Ben & Jerry’s Foundation is a wholly owned and independently governed entity created to advance the company’s social mission. The foundation is funded annually through a portion of Ben & Jerry’s profits.

It operates separately from commercial decision-making and focuses on grassroots organizing, economic justice, environmental sustainability, and human rights initiatives. The foundation distributes grants to nonprofit organizations and community groups, primarily in the United States.

This foundation is a key reason Ben & Jerry’s is often described as a mission-led company rather than a conventional consumer brand.

Flavor Portfolio and Product Lines

Ben & Jerry’s owns and manages all of its proprietary flavor lines and product concepts internally. These are not separate companies but are treated as strategic brand assets.

Core product categories include classic pint flavors, non-dairy alternatives, limited-batch releases, and region-specific exclusives. Flavor concepts such as large mix-ins, named flavors tied to pop culture, and socially themed releases are fully owned intellectual property of Ben & Jerry’s.

These product lines are central to the brand’s differentiation and are developed entirely under Ben & Jerry’s internal teams.

Licensing and Co-Branded Product Programs

Ben & Jerry’s operates selective co-branded and licensed product initiatives, which are owned and controlled by the company itself. These include partnerships for themed flavors, seasonal collaborations, and cause-driven releases.

While partners may contribute branding or visibility, Ben & Jerry’s retains ownership of product formulation, naming, and brand usage. These arrangements are structured as licensing or collaboration agreements rather than acquisitions or mergers.

Manufacturing and Operational Entities

Ben & Jerry’s does not own separate manufacturing subsidiaries under its own name. Production is carried out through integrated facilities aligned with its parent company’s infrastructure. However, Ben & Jerry’s maintains operational control over recipes, ingredient standards, and quality specifications.
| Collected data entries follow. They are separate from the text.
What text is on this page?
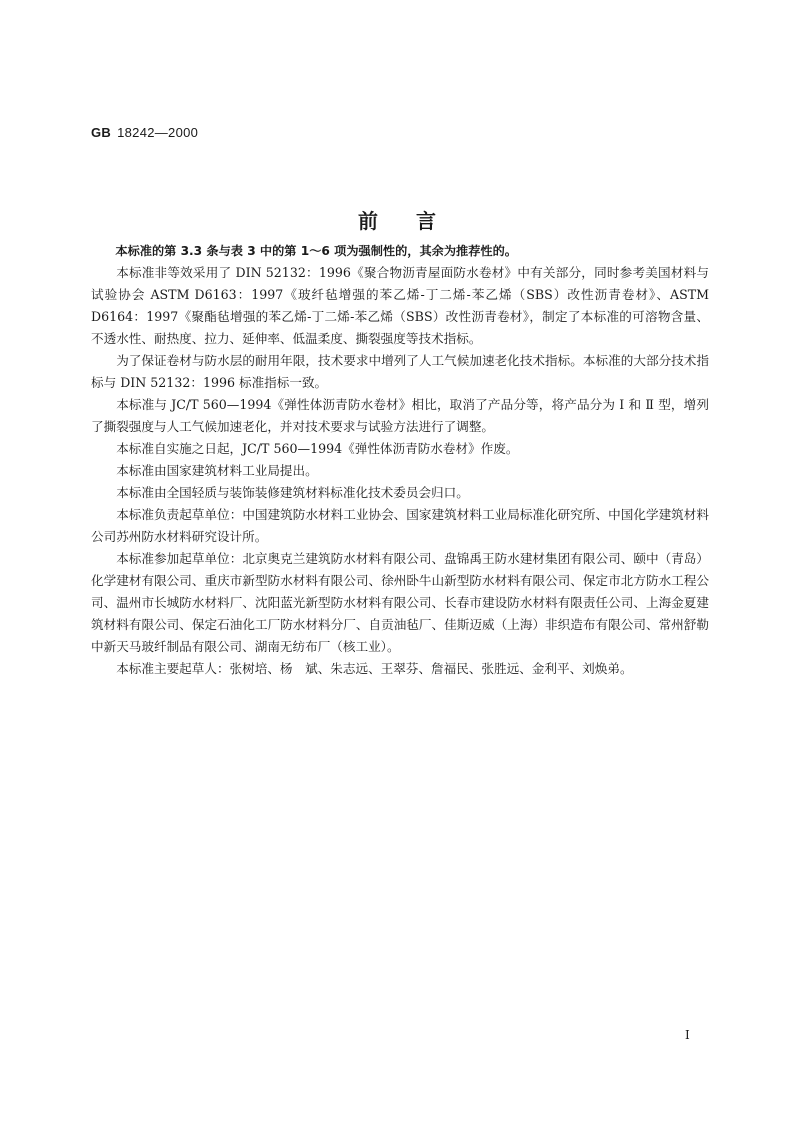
GB 18242—2000
前言

本标准的第 3.3 条与表 3 中的第 1～6 项为强制性的，其余为推荐性的。

本标准非等效采用了 DIN 52132：1996《聚合物沥青屋面防水卷材》中有关部分，同时参考美国材料与试验协会 ASTM D6163：1997《玻纤毡增强的苯乙烯-丁二烯-苯乙烯（SBS）改性沥青卷材》、ASTM D6164：1997《聚酯毡增强的苯乙烯-丁二烯-苯乙烯（SBS）改性沥青卷材》，制定了本标准的可溶物含量、不透水性、耐热度、拉力、延伸率、低温柔度、撕裂强度等技术指标。

为了保证卷材与防水层的耐用年限，技术要求中增列了人工气候加速老化技术指标。本标准的大部分技术指标与 DIN 52132：1996 标准指标一致。

本标准与 JC/T 560—1994《弹性体沥青防水卷材》相比，取消了产品分等，将产品分为 Ⅰ 和 Ⅱ 型，增列了撕裂强度与人工气候加速老化，并对技术要求与试验方法进行了调整。

本标准自实施之日起，JC/T 560—1994《弹性体沥青防水卷材》作废。

本标准由国家建筑材料工业局提出。

本标准由全国轻质与装饰装修建筑材料标准化技术委员会归口。

本标准负责起草单位：中国建筑防水材料工业协会、国家建筑材料工业局标准化研究所、中国化学建筑材料公司苏州防水材料研究设计所。

本标准参加起草单位：北京奥克兰建筑防水材料有限公司、盘锦禹王防水建材集团有限公司、颐中（青岛）化学建材有限公司、重庆市新型防水材料有限公司、徐州卧牛山新型防水材料有限公司、保定市北方防水工程公司、温州市长城防水材料厂、沈阳蓝光新型防水材料有限公司、长春市建设防水材料有限责任公司、上海金夏建筑材料有限公司、保定石油化工厂防水材料分厂、自贡油毡厂、佳斯迈威（上海）非织造布有限公司、常州舒勒中新天马玻纤制品有限公司、湖南无纺布厂（核工业）。

本标准主要起草人：张树培、杨　斌、朱志远、王翠芬、詹福民、张胜远、金利平、刘焕弟。

I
Operational teams within Ben & Jerry’s oversee compliance with sourcing policies, sustainability standards, and flavor integrity across all manufacturing locations.

Final Thoughts

Ben & Jerry’s stands apart in the global ice cream industry, not because of its size, but because of how it operates under corporate ownership. Asking who owns Ben & Jerry’s reveals more than a parent company. It explains why the brand can scale globally while still maintaining a distinct voice and purpose. That balance between ownership, control, and values continues to shape how Ben & Jerry’s evolves and why it remains relevant well beyond its products.

FAQs

How much was Ben and Jerry’s sold for?

Ben & Jerry’s was sold to Unilever in 2000 for approximately $326 million. The deal was structured as a full buyout, meaning all outstanding shares were purchased and the company was taken private.

Who owns Ben and Jerry’s ice cream company?

Ben & Jerry’s ice cream company is 100% owned by Unilever. Ben & Jerry’s does not have its own shareholders and is not publicly traded. All ownership is held at the parent company level.

Why did Ben and Jerry’s sell to Unilever?

Ben and Jerry sold the company due to increasing pressure from shareholders and growing competition from large multinational food companies. As a publicly traded company at the time, Ben & Jerry’s board was legally required to consider acquisition offers that maximized shareholder value. Unilever’s offer was selected because it included legally binding protections for the brand’s social mission, something other bidders did not provide.

Are Ben and Jerry still alive?

Yes. Ben Cohen and Jerry Greenfield are both alive as of 2026. While they no longer own or manage the company, both founders remain publicly active and are still closely associated with the brand’s legacy and values.